Additional Home Instructions

  1. Discuss how and when to reach provider on call, especially if the patient has:
    • No bleeding within 24 hours of misoprostol (second dose may be indicated)
    • Soaked two or more maxi-pads for two or more consecutive hours
    • Unmanageable pain despite taking analgesics prescribed
    • Sustained fever >100.4° F or onset of fever >24 hours after misoprostol
    • Abdominal pain, weakness, “feeling sick”, nausea, vomiting or diarrhea more than 24 hours after taking misoprostol
    • Plans to go to a hospital/ emergency department (facilitating the patient’s visit may reduce the likelihood of unnecessary aspiration)


Medication abortion success must be assessed by ultrasonography, by serial hCG testing, or by clinical means in the office, or by telephone (NAF CPG 2016). If the patient fails to follow up as planned, the clinic must document multiple attempts to reach the patient.

  1. When ultrasound is used, success is determined by demonstrating the absence of the previously identified pregnancy (gestational sac or embryo, depending the US findings prior to MAB). Residual echogenic material and endometrial thickening are normal findings, and require no intervention unless accompanied by pain or excessive bleeding (i.e. treat the patient and not the ultrasound).
  2. When the serial hCG protocol is used, a decrease from baseline hCG of 60% in 6-10 days of initiating treatment correlates with a successful MAB (NAF CPG 2016).
  3. When telephone follow-up has been used, it has been shown to be non-inferior to standard office follow up, although ongoing research is underway (Oppegaard 2015).
  4. Review patient’s course since medications, including timing and extent of bleeding and cramping, and any ongoing symptoms.
  5. Review interpretation of diagnostic results with patient
  6. Review previously-initiated contraceptive method, or initiate contraception
  7. Review how to contact clinic in the event of late-onset bleeding (heavy or persistent) or other concerns warranting evaluation and treatment.

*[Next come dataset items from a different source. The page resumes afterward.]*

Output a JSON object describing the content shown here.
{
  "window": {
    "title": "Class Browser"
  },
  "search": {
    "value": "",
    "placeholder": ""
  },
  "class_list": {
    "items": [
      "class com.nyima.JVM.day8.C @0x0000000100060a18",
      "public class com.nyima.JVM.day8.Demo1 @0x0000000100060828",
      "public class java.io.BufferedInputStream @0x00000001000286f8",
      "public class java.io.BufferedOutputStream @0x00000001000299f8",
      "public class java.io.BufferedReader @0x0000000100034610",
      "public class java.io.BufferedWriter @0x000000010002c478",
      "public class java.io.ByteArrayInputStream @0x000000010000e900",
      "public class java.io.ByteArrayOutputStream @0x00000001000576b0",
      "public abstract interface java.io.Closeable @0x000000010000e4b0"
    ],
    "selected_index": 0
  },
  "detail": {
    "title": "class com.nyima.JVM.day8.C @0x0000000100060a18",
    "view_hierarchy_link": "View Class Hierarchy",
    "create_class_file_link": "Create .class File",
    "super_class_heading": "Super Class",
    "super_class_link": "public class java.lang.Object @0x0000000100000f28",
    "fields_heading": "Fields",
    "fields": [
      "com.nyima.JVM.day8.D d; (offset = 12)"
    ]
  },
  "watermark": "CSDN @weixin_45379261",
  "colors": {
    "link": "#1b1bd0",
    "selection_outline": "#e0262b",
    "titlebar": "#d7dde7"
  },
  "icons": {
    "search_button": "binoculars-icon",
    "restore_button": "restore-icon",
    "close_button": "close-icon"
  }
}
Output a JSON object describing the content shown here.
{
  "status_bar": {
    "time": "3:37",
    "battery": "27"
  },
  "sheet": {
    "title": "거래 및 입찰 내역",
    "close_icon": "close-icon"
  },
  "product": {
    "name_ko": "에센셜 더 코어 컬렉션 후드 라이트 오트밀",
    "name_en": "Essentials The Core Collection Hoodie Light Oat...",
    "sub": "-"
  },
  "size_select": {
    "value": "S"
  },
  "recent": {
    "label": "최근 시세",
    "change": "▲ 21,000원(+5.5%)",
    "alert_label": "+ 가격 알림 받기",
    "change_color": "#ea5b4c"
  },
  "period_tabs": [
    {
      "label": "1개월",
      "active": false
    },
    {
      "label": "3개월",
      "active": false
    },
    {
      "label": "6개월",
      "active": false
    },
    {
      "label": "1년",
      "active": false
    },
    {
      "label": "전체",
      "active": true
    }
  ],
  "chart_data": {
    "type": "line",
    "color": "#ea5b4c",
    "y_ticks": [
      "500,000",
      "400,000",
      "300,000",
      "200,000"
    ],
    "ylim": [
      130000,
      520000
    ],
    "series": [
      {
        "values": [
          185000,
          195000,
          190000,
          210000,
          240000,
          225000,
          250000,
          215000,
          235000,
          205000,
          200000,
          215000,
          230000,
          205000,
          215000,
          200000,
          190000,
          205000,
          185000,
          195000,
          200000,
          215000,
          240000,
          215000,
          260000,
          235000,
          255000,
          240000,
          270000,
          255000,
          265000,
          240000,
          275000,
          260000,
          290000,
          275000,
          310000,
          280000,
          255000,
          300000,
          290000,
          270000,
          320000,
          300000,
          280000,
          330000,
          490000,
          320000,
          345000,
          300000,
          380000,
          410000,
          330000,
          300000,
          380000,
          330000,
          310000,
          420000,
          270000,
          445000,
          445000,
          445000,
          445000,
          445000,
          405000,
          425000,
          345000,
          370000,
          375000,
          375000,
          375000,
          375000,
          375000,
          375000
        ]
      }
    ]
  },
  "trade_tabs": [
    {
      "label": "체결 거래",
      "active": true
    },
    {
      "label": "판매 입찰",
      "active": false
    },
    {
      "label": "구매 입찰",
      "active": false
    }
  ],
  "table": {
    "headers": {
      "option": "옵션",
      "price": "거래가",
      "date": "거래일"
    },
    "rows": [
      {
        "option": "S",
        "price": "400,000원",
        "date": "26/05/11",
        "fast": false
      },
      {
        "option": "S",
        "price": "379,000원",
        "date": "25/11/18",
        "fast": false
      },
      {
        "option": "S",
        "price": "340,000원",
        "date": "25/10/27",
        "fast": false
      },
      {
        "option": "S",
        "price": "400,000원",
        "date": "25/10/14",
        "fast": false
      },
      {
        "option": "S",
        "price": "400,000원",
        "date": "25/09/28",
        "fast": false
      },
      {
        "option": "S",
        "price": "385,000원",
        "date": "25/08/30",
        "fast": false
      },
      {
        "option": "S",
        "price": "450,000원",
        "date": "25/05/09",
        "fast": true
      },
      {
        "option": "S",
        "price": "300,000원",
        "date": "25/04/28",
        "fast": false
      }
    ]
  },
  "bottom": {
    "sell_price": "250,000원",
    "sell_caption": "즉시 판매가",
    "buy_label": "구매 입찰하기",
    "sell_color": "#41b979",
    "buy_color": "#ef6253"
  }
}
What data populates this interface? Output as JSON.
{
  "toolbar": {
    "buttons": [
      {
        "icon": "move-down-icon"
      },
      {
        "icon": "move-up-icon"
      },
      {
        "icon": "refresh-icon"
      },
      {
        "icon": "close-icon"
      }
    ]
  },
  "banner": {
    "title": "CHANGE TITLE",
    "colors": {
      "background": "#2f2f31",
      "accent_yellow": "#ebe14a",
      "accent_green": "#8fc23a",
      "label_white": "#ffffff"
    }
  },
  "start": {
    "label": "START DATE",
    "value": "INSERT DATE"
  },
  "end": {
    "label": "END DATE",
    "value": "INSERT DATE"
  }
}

Proposed Criteria for Aspiration after Medication Abortion

  • Excessive active bleeding with orthostatic hypotension or significant drop in hemoglobin/hematocrit


  • Continuing pregnancy (may consider second misoprostol dose prior to aspiration)
  • Symptomatic problematic bleeding / cramping unresponsive to medical treatment
  • Patient preference


  1. Although some providers routinely give antibiotic prophylaxis prior to MAB, several organizations say the evidence is insufficient to support universal prophylactic antibiotic use during MAB (Ipas 2016, NAF 2016, SFP 2014, WHO 2012, ACOG 2009).  In contrast, there is compelling evidence to support universal antibiotic prophylaxis prior to aspiration abortion.